Das Blockchain-Gesetz hat Rechtssicherheit und -klarheit geschaffen, damit etablierte sowie neue Unternehmen die Potentiale nutzen und wir als Standort die Risiken minimieren können. Seit das Gesetz in Kraft getreten ist, konnte enormes Fachwissen aufgebaut und Erfahrung gesammelt werden, zwei Elemente, die eine wichtige Grundlage für die weitere Entwicklung sind. Sie eröffnet uns gegenüber anderen Standorten Vorteile.

Welches Potential sehen Sie hier besonders für die Finanzbranche in Liechtenstein?

Die Nutzung von Kryptowerten zur Vermögensanlage eröffnet interessanten Handlungsraum für die Finanzbranche: Das Blockchain-Gesetz bietet für verschiedene Kryptowerte Rechtssicherheit und gleichzeitig Möglichkeiten zur Positionierung. Eine weitere Ergänzung des Anlagespektrums, die unsere Finanzbranche den Kunden bieten kann, zeigt sich in den tokenisierten Vermögenswerten. Auch hier bestehen durchaus Chancen für unseren Finanzplatz.

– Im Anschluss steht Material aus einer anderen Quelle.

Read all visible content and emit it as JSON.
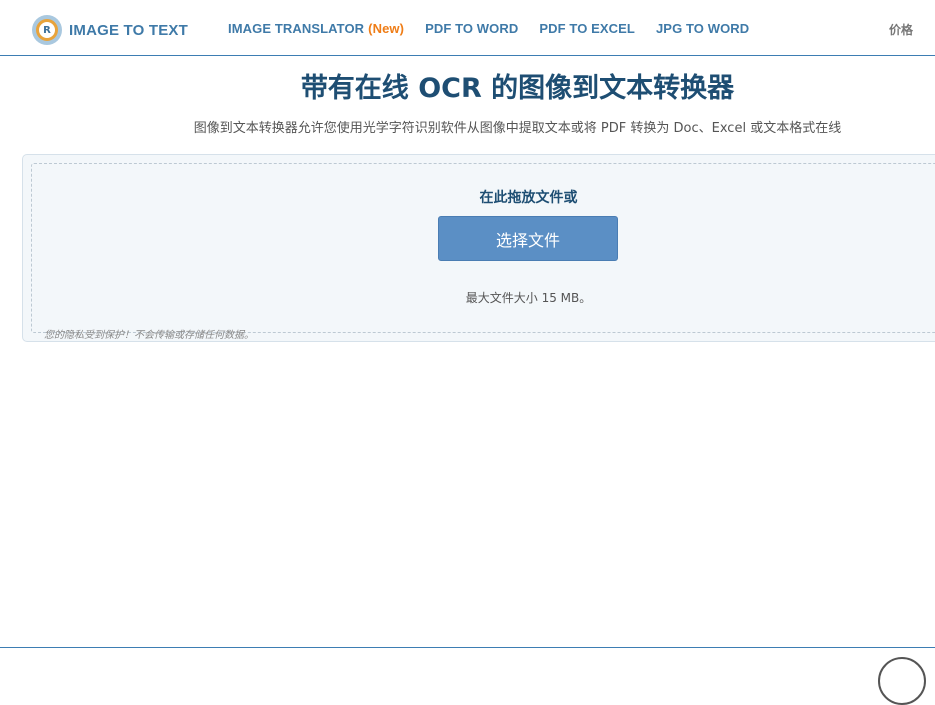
{
  "header": {
    "logo_text": "IMAGE TO TEXT",
    "logo_mark": "R",
    "nav": [
      {
        "label": "IMAGE TRANSLATOR",
        "badge": "(New)"
      },
      {
        "label": "PDF TO WORD"
      },
      {
        "label": "PDF TO EXCEL"
      },
      {
        "label": "JPG TO WORD"
      }
    ],
    "pricing": "价格"
  },
  "main": {
    "title": "带有在线 OCR 的图像到文本转换器",
    "subtitle": "图像到文本转换器允许您使用光学字符识别软件从图像中提取文本或将 PDF 转换为 Doc、Excel 或文本格式在线"
  },
  "upload": {
    "drop_label": "在此拖放文件或",
    "choose_button": "选择文件",
    "max_size": "最大文件大小 15 MB。",
    "privacy": "您的隐私受到保护！不会传输或存储任何数据。"
  },
  "colors": {
    "brand": "#3f7aa8",
    "accent_new": "#ef7d17",
    "title": "#1e4e73",
    "button": "#5b8fc5"
  }
}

Wird Liechtenstein zum Krypto-Standort?

Seit Anfang April 2019 zeigen die steigenden Zahlen eine Dynamik, Aktivität und Attraktivität von Liechtenstein als Innovationsstandort. Wir streben an, gute Rahmenbedingungen für innovative Unternehmen und Unternehmensinnovation zu bieten. Die Blockchain ist ein zusätzlicher Treiber für die zukünftige Entwicklung des Finanzplatzes, aber auch der Wirtschaft. Unser Anspruch ist es, relevante Entwicklungen zeitnah zu erkennen und die Rahmenbedingungen so zu setzen, dass sich die bestehenden, aber auch neue Unternehmen in Liechtenstein erfolgreich entwickeln können.

Sie sind kürzlich vom deutschen Bundeskanzler Olaf Scholz in Berlin empfangen worden. Wie sehen Sie das Verhältnis zu Deutschland?

Deutschland ist politisch und wirtschaftlich einer der wichtigsten Partner Liechtensteins. Die Einladung nach Berlin ist eine Anerkennung für unser Land und ein klares Zeichen für diese engen und hervorragenden Beziehungen. Die Gespräche fanden auf Augenhöhe statt. Die enge Partnerschaft mit Deutschland werden wir weiter ausbauen und vertiefen. Uns verbindet sehr viel. Zur Bewältigung der globalen Herausforderungen braucht es möglichst breite, weit über bilaterale Beziehungen hinausgehende Partnerschaften und gemeinsame Interessen. Auch diesbezüglich stelle ich ein hohes Mass an Übereinstimmung mit Deutschland fest. Das ist eine gute Grundlage für die Zukunft.